在运行应用之前，我们需要创建示例音频文件。创建一个examples目录，并添加一些测试音频：

# 创建示例目录
mkdir -p examples

# 创建示例音频（可以使用文本转语音工具生成）
# 这里我们用Python生成简单的测试音频
python3 create_examples.py

create_examples.py内容：

import numpy as np
import soundfile as sf
import os

def create_sine_wave(freq, duration, sample_rate=16000):
    """创建正弦波音频"""
    t = np.linspace(0, duration, int(sample_rate * duration))
    audio = 0.3 * np.sin(2 * np.pi * freq * t)
    return audio

def create_chirp(start_freq, end_freq, duration, sample_rate=16000):
    """创建扫频信号"""
    t = np.linspace(0, duration, int(sample_rate * duration))
    freq = np.linspace(start_freq, end_freq, len(t))
    audio = 0.3 * np.sin(2 * np.pi * freq * t)
    return audio

# 创建中文示例（模拟"你好，世界"）
print("创建中文示例音频...")
chinese_audio = create_chirp(200, 400, 1.5)
sf.write('examples/hello_chinese.wav', chinese_audio, 16000)
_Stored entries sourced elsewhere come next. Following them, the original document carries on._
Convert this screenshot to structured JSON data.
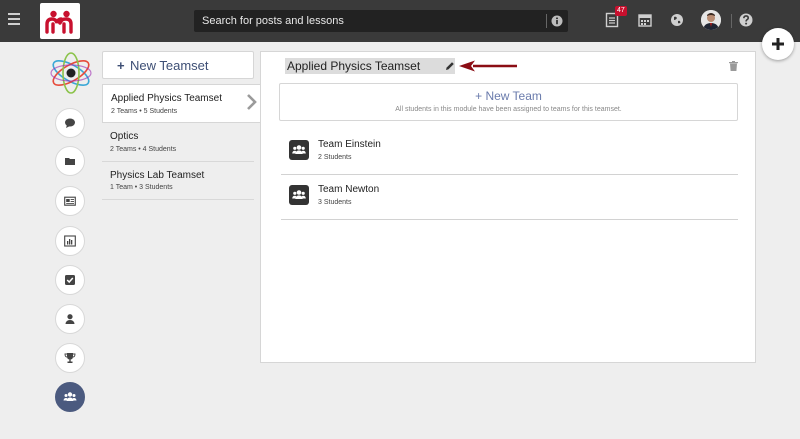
{
  "header": {
    "search_placeholder": "Search for posts and lessons",
    "notification_count": "47"
  },
  "teamsets": {
    "new_label": "New Teamset",
    "items": [
      {
        "name": "Applied Physics Teamset",
        "meta": "2 Teams • 5 Students"
      },
      {
        "name": "Optics",
        "meta": "2 Teams • 4 Students"
      },
      {
        "name": "Physics Lab Teamset",
        "meta": "1 Team • 3 Students"
      }
    ]
  },
  "main": {
    "title": "Applied Physics Teamset",
    "new_team_label": "New Team",
    "new_team_note": "All students in this module have been assigned to teams for this teamset.",
    "teams": [
      {
        "name": "Team Einstein",
        "meta": "2 Students"
      },
      {
        "name": "Team Newton",
        "meta": "3 Students"
      }
    ]
  },
  "colors": {
    "topbar": "#3a3a3a",
    "accent": "#3e4f75",
    "active_rail": "#4b5a7f",
    "arrow": "#8b0d14",
    "badge": "#c8102e"
  },
  "icons": [
    "menu-icon",
    "logo-icon",
    "info-icon",
    "document-icon",
    "calendar-icon",
    "globe-icon",
    "help-icon",
    "plus-icon",
    "atom-icon",
    "chat-icon",
    "folder-icon",
    "newspaper-icon",
    "bar-chart-icon",
    "checkbox-icon",
    "user-icon",
    "trophy-icon",
    "group-icon",
    "pencil-icon",
    "trash-icon",
    "chevron-right-icon",
    "arrow-left-icon"
  ]
}
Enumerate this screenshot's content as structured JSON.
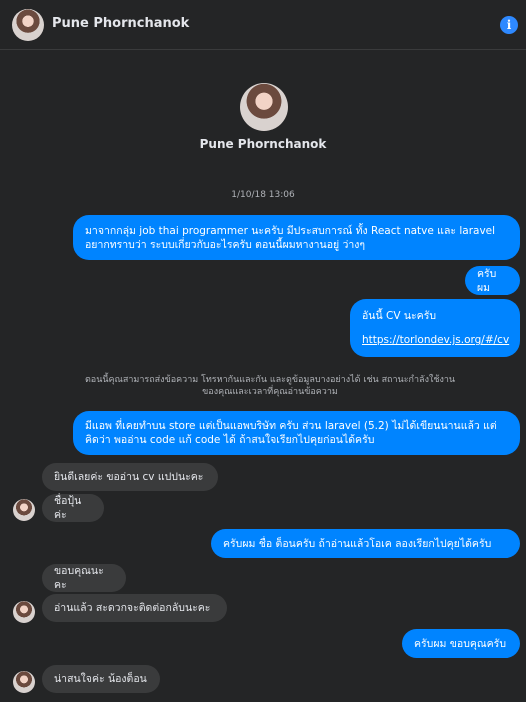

# 创建英文示例（模拟"Hello, world"）
print("创建英文示例音频...")
english_audio = create_sine_wave(300, 1.0)
english_audio = np.concatenate([english_audio, create_sine_wave(250, 0.5)])
sf.write('examples/hello_english.wav', english_audio, 16000)

print("示例音频创建完成！")

现在运行Gradio应用：

python3 gradio_app.py

你会看到类似这样的输出：

启动Gradio服务...
访问 http://localhost:7860 使用语音识别系统
Running on local URL:  http://0.0.0.0:7860

打开浏览器，访问 http://localhost:7860，你会看到一个漂亮的Web界面。

4.4 使用步骤详解

让我们一步步使用这个应用：

第一步：初始化模型 点击"初始化模型"按钮。第一次运行时会下载模型文件，这可能需要一些时间（取决于网络速度）。下载完成后，会显示"✓ 模型初始化成功！"。

第二步：选择语言 在下拉菜单中选择识别语言。如果你不确定音频的语言，选择"自动检测"，模型会自动识别。

第三步：输入音频 有两种方式输入音频：

录制语音：点击录音按钮，允许浏览器访问麦克风，然后开始说话
上传文件：点击上传按钮，选择本地音频文件（支持WAV、MP3、M4A等格式）

第四步：开始识别 点击"开始识别"按钮。你会看到处理进度，几秒钟后识别结果就会显示在下方。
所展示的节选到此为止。